<§ 13. Расторжимость эмпирической связи «res cogitans» с «res extensa». «Distinctio phaenomenologica»>

Итак, очевидно, что всякая привязанноеть к телу есть нечто, что можно снова от тела отделить. А именно: тело находится тут (steht da) в качестве вещи. К сущности вещи не принадлежит того, что она есть, так сказать, вещь ощущающая, что она реагирует на укол болью, на зуд — почесыванием и т. д., и это, по сути своей, не принадлежит также и к сущности особой оформленности (Gestaltung) вещи, а именно — той, которая составляет ее тело. То, что так — то являющаяся вещь есть тело, — это фактичность; то, что она связана с психическим, — опыт. Вещь, которая не была бы пространственной, которая не обладала бы реальными свойствами, — это был бы nonsens. Но чтобы вещь вообще, в том числе и хорошо известное человеческое тело, не была ощущающей вещью — это никакой не nonsens. Вещь, res extensa, есть фактически в той мере res cogitans, в какой cogitationes известным образом связаны с ней в меру опыта. Однако в себе cogitare не имеет ровно ничего общего с какой бы то ни было res extensa. Сущность cogitatio и сущность extensio, в принципе, именно как сущности, не имеют друг с другом ничего общего. Естественно, мы берем «extensio» в тотальном объеме вещной сущности.

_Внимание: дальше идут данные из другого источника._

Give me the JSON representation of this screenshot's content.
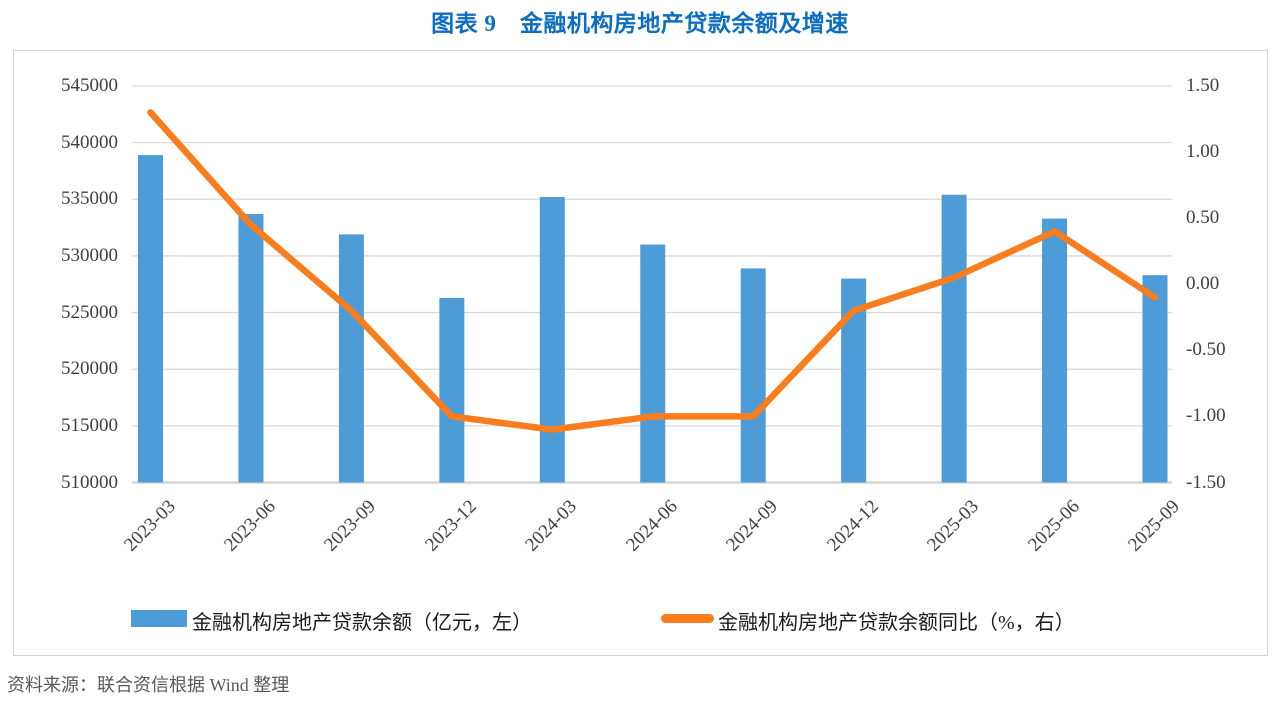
{
  "page": {
    "title": "图表 9　金融机构房地产贷款余额及增速",
    "source_note": "资料来源：联合资信根据 Wind 整理"
  },
  "chart_data": {
    "type": "combo",
    "title": "图表 9　金融机构房地产贷款余额及增速",
    "categories": [
      "2023-03",
      "2023-06",
      "2023-09",
      "2023-12",
      "2024-03",
      "2024-06",
      "2024-09",
      "2024-12",
      "2025-03",
      "2025-06",
      "2025-09"
    ],
    "series": [
      {
        "name": "金融机构房地产贷款余额（亿元，左）",
        "type": "bar",
        "axis": "left",
        "color": "#4d9cd7",
        "values": [
          538900,
          533700,
          531900,
          526300,
          535200,
          531000,
          528900,
          528000,
          535400,
          533300,
          528300
        ]
      },
      {
        "name": "金融机构房地产贷款余额同比（%，右）",
        "type": "line",
        "axis": "right",
        "color": "#f97d1c",
        "values": [
          1.3,
          0.45,
          -0.2,
          -1.0,
          -1.1,
          -1.0,
          -1.0,
          -0.2,
          0.05,
          0.4,
          -0.1
        ]
      }
    ],
    "left_axis": {
      "min": 510000,
      "max": 545000,
      "step": 5000,
      "ticks": [
        "545000",
        "540000",
        "535000",
        "530000",
        "525000",
        "520000",
        "515000",
        "510000"
      ]
    },
    "right_axis": {
      "min": -1.5,
      "max": 1.5,
      "step": 0.5,
      "ticks": [
        "1.50",
        "1.00",
        "0.50",
        "0.00",
        "-0.50",
        "-1.00",
        "-1.50"
      ]
    },
    "grid": true,
    "legend_position": "bottom",
    "colors": {
      "title": "#0d6dc1",
      "gridline": "#d9d9d9",
      "axis_line": "#d6d6d6",
      "axis_text": "#404040",
      "legend_text": "#1a1a1a",
      "source_text": "#595959",
      "frame_border": "#d3d3d3"
    }
  }
}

То же самое обнаруживается, если мы идем с другой стороны. В сущности боли или удовольствия не дано равно никакого отношения к какой — либо вещи. В сущности ощущений цвета или звука, в сущности переживаний воспринимания, суждения, желания, вопрошания и т. д. не заключено опять — таки никакого сущностного отношения к какой — либо вещи, словно бы привязанность к вещи была бы сущностно необходима для подобного рода cogitationes. Если же это так, то мы можем перерезать эмпирическое отношение между cogitatio и res, причем не осуществляя тем самым абстракцию в смысле distinctio realis Юма, в смысле различения сущностно несамостоятельных и неотделимых моментов некоего concretum.

В подобном смысле, сталкиваясь с [некоей] причиной, мы можем не только помыслить, но наглядно себе представить, что сочетающегося с ней в меру опыта следствия не наступит. Эта связь есть связь, необходимая в эмпирическом смысле, но не необходимая в смысле идеальном: сущность вещи — причины — это не несамостоятельная сущность, словно бы она была необходимо связана с сущностью сочетающегося с ней в меру опыта вещи — следствия. Вы не должны думать, что здесь я противоречу себе, признавая, что к сущности всякой вещи принадлежит каузальность изменений. К сущности опыта вещи, к его, повторяю, сущности принадлежит то, что всякое вещественное изменение подчинено каузальным законам. Однако этим отнюдь не сказано, что в сущности постигнутого в опыте изменения заключено то, что с ним сопряжена именно эта найденная в меру опыта причина. Не всякая необходимость в царстве опыта есть, следовательно, необходимость сущностная, ведь иначе все естественные науки были бы априорными. Итак, теперь мы скажем также: связь переживания и обладающего переживанием человека есть связь «случайная».

Отсюда мы можем, не погрешая против смысла, как бы разрезать эмпирическую связь между переживанием и всем вещным наличным бытием (Dasein). Мы осуществляем известную distinctio phaenomenologica. Что может означать она, что это может быть за разрезание [эмпирической связи]? Разве не истинно, что переживания являются переживаниями переживающих людей, а значит, имеют отношение к телу, встроенность в природу? Могу ли я тут что — либо изменить? Все это так, тут не поспоришь. Однако мы можем все же рассматривать[419] переживания сами по себе, не рассматривая[420] их в их эмпирическом отношении. Мы можем выключить всякое естественное полагание (полагание наличного бытия природы) в том смысле, что мы пустимся в такие научные изыскания, в каких просто — напросто не будем пользоваться каким бы то ни было полаганием природы и которые тем самым будут сохранять значимость, [независимо от того,] существует ли вообще [какая — то] природа, [какой — то] духовно — телесный мир или нет.